En collaboration avec l’association TIMMY – Soutien aux Mineurs Exilés, le photographe Alexis Pazoumian réalise le portrait de trois jeunes migrants. Une série aussi poignante qu’élégante.
Après avoir documenté les favelas, au Brésil, et s’être aventuré dans la taïga sibérienne, Alexis Pazoumian a tourné son regard vers son pays d’origine : la France. Durant le confinement, le photographe documentaire a rencontré trois Mineurs Exilés qui se battent pour réussir leur vie sur ce nouveau territoire. « Au départ, une amie psychologue, qui suivait de nombreux mineurs exilés à Paris, m’a parlé de leur situation, et des tests osseux que certains doivent subir pour prouver leur minorité », raconte-t-il. Une procédure dont la marge d’erreur avoisine les deux ans – et peut s’étirer jusqu’à quatre ans.
Touché, Alexis Pazoumian décide de réaliser un court-métrage immersif, pour mettre en lumière cette injustice. Il fait équipe avec TIMMY, une association bénévole qui vient en aide aux jeunes isolés. « Il existe très peu d’organismes qui soutiennent ces personnes à Paris. Espérance, la responsable de TIMMY, s’investit 7 jours sur 7 auprès d’eux », précise-t-il. Bravant la quarantaine, l’auteur part alors à la rencontre de trois Mineurs Exilés qui, malgré la peur de témoigner, ont trouvé le courage d’exprimer leur désarroi. Il signe une série touchante et raffinée.
Des solutions temporaires
Dans un noir et blanc élégant, Alexis Pazoumian capture les visages pensifs, le doute dans les yeux de ces jeunes. Mamadou, 19 ans, est tombé dans l’alcool et la drogue, en arrivant dans un squat à Paris. Après avoir contacté l’association, il s’en sort, à force de volonté, et déménage en Bretagne, où il poursuit une formation dans l’agriculture. Le covid, cependant, rend impossible son hébergement en famille d’accueil. Venu de Guinée, Ibrahim, 16 ans, s’est vu refuser son statut de mineur en arrivant sur le territoire. Incapable de demander un recours à la veille du confinement, il trouve un endroit où dormir par l’intermédiaire de Timmy, dans des appartements prêtés par des citoyens. S’il a été reconnu mineur, Adama, 17 ans, est quant à lui transféré dans une autre ville, où on le renvoie à la rue.

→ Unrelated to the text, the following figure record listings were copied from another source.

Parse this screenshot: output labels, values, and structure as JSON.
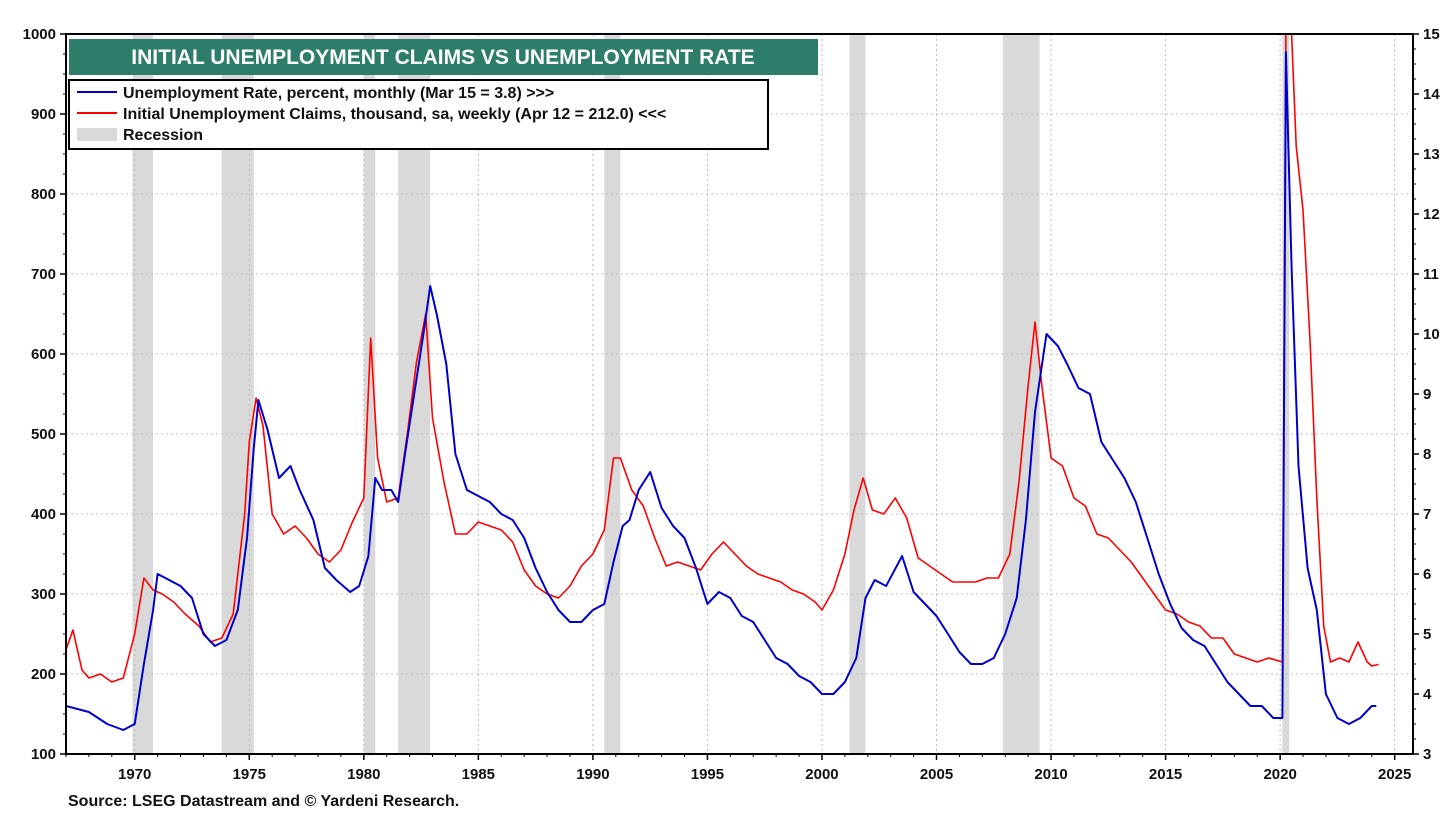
{
  "chart_data": {
    "type": "line",
    "title": "INITIAL UNEMPLOYMENT CLAIMS VS UNEMPLOYMENT RATE",
    "source": "Source: LSEG Datastream and © Yardeni Research.",
    "x_range": [
      1967.0,
      2025.8
    ],
    "x_ticks": [
      "1970",
      "1975",
      "1980",
      "1985",
      "1990",
      "1995",
      "2000",
      "2005",
      "2010",
      "2015",
      "2020",
      "2025"
    ],
    "left_axis": {
      "range": [
        100,
        1000
      ],
      "ticks": [
        "100",
        "200",
        "300",
        "400",
        "500",
        "600",
        "700",
        "800",
        "900",
        "1000"
      ]
    },
    "right_axis": {
      "range": [
        3,
        15
      ],
      "ticks": [
        "3",
        "4",
        "5",
        "6",
        "7",
        "8",
        "9",
        "10",
        "11",
        "12",
        "13",
        "14",
        "15"
      ]
    },
    "grid": true,
    "legend_position": "top-left",
    "recessions": [
      [
        1969.9,
        1970.8
      ],
      [
        1973.8,
        1975.2
      ],
      [
        1980.0,
        1980.5
      ],
      [
        1981.5,
        1982.9
      ],
      [
        1990.5,
        1991.2
      ],
      [
        2001.2,
        2001.9
      ],
      [
        2007.9,
        2009.5
      ],
      [
        2020.1,
        2020.4
      ]
    ],
    "series": [
      {
        "name": "Unemployment Rate, percent, monthly (Mar 15 = 3.8) >>>",
        "axis": "right",
        "color": "#0000cc",
        "points": [
          [
            1967.0,
            3.8
          ],
          [
            1968.0,
            3.7
          ],
          [
            1968.8,
            3.5
          ],
          [
            1969.5,
            3.4
          ],
          [
            1970.0,
            3.5
          ],
          [
            1970.4,
            4.5
          ],
          [
            1970.8,
            5.4
          ],
          [
            1971.0,
            6.0
          ],
          [
            1971.5,
            5.9
          ],
          [
            1972.0,
            5.8
          ],
          [
            1972.5,
            5.6
          ],
          [
            1973.0,
            5.0
          ],
          [
            1973.5,
            4.8
          ],
          [
            1974.0,
            4.9
          ],
          [
            1974.5,
            5.4
          ],
          [
            1974.9,
            6.6
          ],
          [
            1975.2,
            8.1
          ],
          [
            1975.4,
            8.9
          ],
          [
            1975.8,
            8.4
          ],
          [
            1976.3,
            7.6
          ],
          [
            1976.8,
            7.8
          ],
          [
            1977.2,
            7.4
          ],
          [
            1977.8,
            6.9
          ],
          [
            1978.3,
            6.1
          ],
          [
            1978.8,
            5.9
          ],
          [
            1979.4,
            5.7
          ],
          [
            1979.8,
            5.8
          ],
          [
            1980.2,
            6.3
          ],
          [
            1980.5,
            7.6
          ],
          [
            1980.8,
            7.4
          ],
          [
            1981.2,
            7.4
          ],
          [
            1981.5,
            7.2
          ],
          [
            1981.8,
            8.0
          ],
          [
            1982.2,
            9.0
          ],
          [
            1982.6,
            10.0
          ],
          [
            1982.9,
            10.8
          ],
          [
            1983.2,
            10.3
          ],
          [
            1983.6,
            9.5
          ],
          [
            1984.0,
            8.0
          ],
          [
            1984.5,
            7.4
          ],
          [
            1985.0,
            7.3
          ],
          [
            1985.5,
            7.2
          ],
          [
            1986.0,
            7.0
          ],
          [
            1986.5,
            6.9
          ],
          [
            1987.0,
            6.6
          ],
          [
            1987.5,
            6.1
          ],
          [
            1988.0,
            5.7
          ],
          [
            1988.5,
            5.4
          ],
          [
            1989.0,
            5.2
          ],
          [
            1989.5,
            5.2
          ],
          [
            1990.0,
            5.4
          ],
          [
            1990.5,
            5.5
          ],
          [
            1990.9,
            6.2
          ],
          [
            1991.3,
            6.8
          ],
          [
            1991.6,
            6.9
          ],
          [
            1992.0,
            7.4
          ],
          [
            1992.5,
            7.7
          ],
          [
            1993.0,
            7.1
          ],
          [
            1993.5,
            6.8
          ],
          [
            1994.0,
            6.6
          ],
          [
            1994.5,
            6.1
          ],
          [
            1995.0,
            5.5
          ],
          [
            1995.5,
            5.7
          ],
          [
            1996.0,
            5.6
          ],
          [
            1996.5,
            5.3
          ],
          [
            1997.0,
            5.2
          ],
          [
            1997.5,
            4.9
          ],
          [
            1998.0,
            4.6
          ],
          [
            1998.5,
            4.5
          ],
          [
            1999.0,
            4.3
          ],
          [
            1999.5,
            4.2
          ],
          [
            2000.0,
            4.0
          ],
          [
            2000.5,
            4.0
          ],
          [
            2001.0,
            4.2
          ],
          [
            2001.5,
            4.6
          ],
          [
            2001.9,
            5.6
          ],
          [
            2002.3,
            5.9
          ],
          [
            2002.8,
            5.8
          ],
          [
            2003.5,
            6.3
          ],
          [
            2004.0,
            5.7
          ],
          [
            2004.5,
            5.5
          ],
          [
            2005.0,
            5.3
          ],
          [
            2005.5,
            5.0
          ],
          [
            2006.0,
            4.7
          ],
          [
            2006.5,
            4.5
          ],
          [
            2007.0,
            4.5
          ],
          [
            2007.5,
            4.6
          ],
          [
            2008.0,
            5.0
          ],
          [
            2008.5,
            5.6
          ],
          [
            2008.9,
            6.9
          ],
          [
            2009.3,
            8.7
          ],
          [
            2009.8,
            10.0
          ],
          [
            2010.3,
            9.8
          ],
          [
            2010.7,
            9.5
          ],
          [
            2011.2,
            9.1
          ],
          [
            2011.7,
            9.0
          ],
          [
            2012.2,
            8.2
          ],
          [
            2012.7,
            7.9
          ],
          [
            2013.2,
            7.6
          ],
          [
            2013.7,
            7.2
          ],
          [
            2014.2,
            6.6
          ],
          [
            2014.7,
            6.0
          ],
          [
            2015.2,
            5.5
          ],
          [
            2015.7,
            5.1
          ],
          [
            2016.2,
            4.9
          ],
          [
            2016.7,
            4.8
          ],
          [
            2017.2,
            4.5
          ],
          [
            2017.7,
            4.2
          ],
          [
            2018.2,
            4.0
          ],
          [
            2018.7,
            3.8
          ],
          [
            2019.2,
            3.8
          ],
          [
            2019.7,
            3.6
          ],
          [
            2020.1,
            3.6
          ],
          [
            2020.25,
            14.7
          ],
          [
            2020.5,
            11.1
          ],
          [
            2020.8,
            7.8
          ],
          [
            2021.2,
            6.1
          ],
          [
            2021.6,
            5.4
          ],
          [
            2022.0,
            4.0
          ],
          [
            2022.5,
            3.6
          ],
          [
            2023.0,
            3.5
          ],
          [
            2023.5,
            3.6
          ],
          [
            2024.0,
            3.8
          ],
          [
            2024.2,
            3.8
          ]
        ]
      },
      {
        "name": "Initial Unemployment Claims, thousand, sa, weekly (Apr 12 = 212.0) <<<",
        "axis": "left",
        "color": "#ff0000",
        "points": [
          [
            1967.0,
            230
          ],
          [
            1967.3,
            255
          ],
          [
            1967.7,
            205
          ],
          [
            1968.0,
            195
          ],
          [
            1968.5,
            200
          ],
          [
            1969.0,
            190
          ],
          [
            1969.5,
            195
          ],
          [
            1970.0,
            250
          ],
          [
            1970.4,
            320
          ],
          [
            1970.8,
            305
          ],
          [
            1971.2,
            300
          ],
          [
            1971.7,
            290
          ],
          [
            1972.2,
            275
          ],
          [
            1972.8,
            260
          ],
          [
            1973.3,
            240
          ],
          [
            1973.8,
            245
          ],
          [
            1974.3,
            275
          ],
          [
            1974.8,
            400
          ],
          [
            1975.0,
            490
          ],
          [
            1975.3,
            545
          ],
          [
            1975.6,
            510
          ],
          [
            1976.0,
            400
          ],
          [
            1976.5,
            375
          ],
          [
            1977.0,
            385
          ],
          [
            1977.5,
            370
          ],
          [
            1978.0,
            350
          ],
          [
            1978.5,
            340
          ],
          [
            1979.0,
            355
          ],
          [
            1979.5,
            390
          ],
          [
            1980.0,
            420
          ],
          [
            1980.3,
            620
          ],
          [
            1980.6,
            470
          ],
          [
            1981.0,
            415
          ],
          [
            1981.5,
            420
          ],
          [
            1981.9,
            500
          ],
          [
            1982.3,
            590
          ],
          [
            1982.7,
            650
          ],
          [
            1983.0,
            520
          ],
          [
            1983.5,
            440
          ],
          [
            1984.0,
            375
          ],
          [
            1984.5,
            375
          ],
          [
            1985.0,
            390
          ],
          [
            1985.5,
            385
          ],
          [
            1986.0,
            380
          ],
          [
            1986.5,
            365
          ],
          [
            1987.0,
            330
          ],
          [
            1987.5,
            310
          ],
          [
            1988.0,
            300
          ],
          [
            1988.5,
            295
          ],
          [
            1989.0,
            310
          ],
          [
            1989.5,
            335
          ],
          [
            1990.0,
            350
          ],
          [
            1990.5,
            380
          ],
          [
            1990.9,
            470
          ],
          [
            1991.2,
            470
          ],
          [
            1991.7,
            430
          ],
          [
            1992.2,
            410
          ],
          [
            1992.7,
            370
          ],
          [
            1993.2,
            335
          ],
          [
            1993.7,
            340
          ],
          [
            1994.2,
            335
          ],
          [
            1994.7,
            330
          ],
          [
            1995.2,
            350
          ],
          [
            1995.7,
            365
          ],
          [
            1996.2,
            350
          ],
          [
            1996.7,
            335
          ],
          [
            1997.2,
            325
          ],
          [
            1997.7,
            320
          ],
          [
            1998.2,
            315
          ],
          [
            1998.7,
            305
          ],
          [
            1999.2,
            300
          ],
          [
            1999.7,
            290
          ],
          [
            2000.0,
            280
          ],
          [
            2000.5,
            305
          ],
          [
            2001.0,
            350
          ],
          [
            2001.4,
            405
          ],
          [
            2001.8,
            445
          ],
          [
            2002.2,
            405
          ],
          [
            2002.7,
            400
          ],
          [
            2003.2,
            420
          ],
          [
            2003.7,
            395
          ],
          [
            2004.2,
            345
          ],
          [
            2004.7,
            335
          ],
          [
            2005.2,
            325
          ],
          [
            2005.7,
            315
          ],
          [
            2006.2,
            315
          ],
          [
            2006.7,
            315
          ],
          [
            2007.2,
            320
          ],
          [
            2007.7,
            320
          ],
          [
            2008.2,
            350
          ],
          [
            2008.6,
            440
          ],
          [
            2009.0,
            560
          ],
          [
            2009.3,
            640
          ],
          [
            2009.6,
            560
          ],
          [
            2010.0,
            470
          ],
          [
            2010.5,
            460
          ],
          [
            2011.0,
            420
          ],
          [
            2011.5,
            410
          ],
          [
            2012.0,
            375
          ],
          [
            2012.5,
            370
          ],
          [
            2013.0,
            355
          ],
          [
            2013.5,
            340
          ],
          [
            2014.0,
            320
          ],
          [
            2014.5,
            300
          ],
          [
            2015.0,
            280
          ],
          [
            2015.5,
            275
          ],
          [
            2016.0,
            265
          ],
          [
            2016.5,
            260
          ],
          [
            2017.0,
            245
          ],
          [
            2017.5,
            245
          ],
          [
            2018.0,
            225
          ],
          [
            2018.5,
            220
          ],
          [
            2019.0,
            215
          ],
          [
            2019.5,
            220
          ],
          [
            2020.1,
            215
          ],
          [
            2020.25,
            1000
          ],
          [
            2020.5,
            1000
          ],
          [
            2020.7,
            860
          ],
          [
            2021.0,
            780
          ],
          [
            2021.3,
            620
          ],
          [
            2021.6,
            420
          ],
          [
            2021.9,
            260
          ],
          [
            2022.2,
            215
          ],
          [
            2022.6,
            220
          ],
          [
            2023.0,
            215
          ],
          [
            2023.4,
            240
          ],
          [
            2023.8,
            215
          ],
          [
            2024.0,
            210
          ],
          [
            2024.3,
            212
          ]
        ]
      }
    ]
  }
}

« Les périodes de recours peuvent être très longues, il peut se passer plusieurs mois, voire années, pendant lesquels les jeunes se retrouvent dehors (…) Ils sont perturbés, la situation n’est jamais stable. Ils vont de logement en logement, nous trouvons des solutions, mais seulement temporaires », confie l’une des bénévoles de l’association. Face à l’objectif d’Alexis Pazoumian, les jeunes se livrent et racontent leurs parcours. Dissimulés derrière des masques chirurgicaux, photographiés de dos ou en plans rapprochés, ils deviennent les visages d’une population minoritaire éternellement maintenue dans l’ombre. Anonymes, et pourtant bien réels. Particulièrement soignées, les compositions de l’auteur évoquent la photographie de mode, et donnent à ces modèles une noblesse méritée.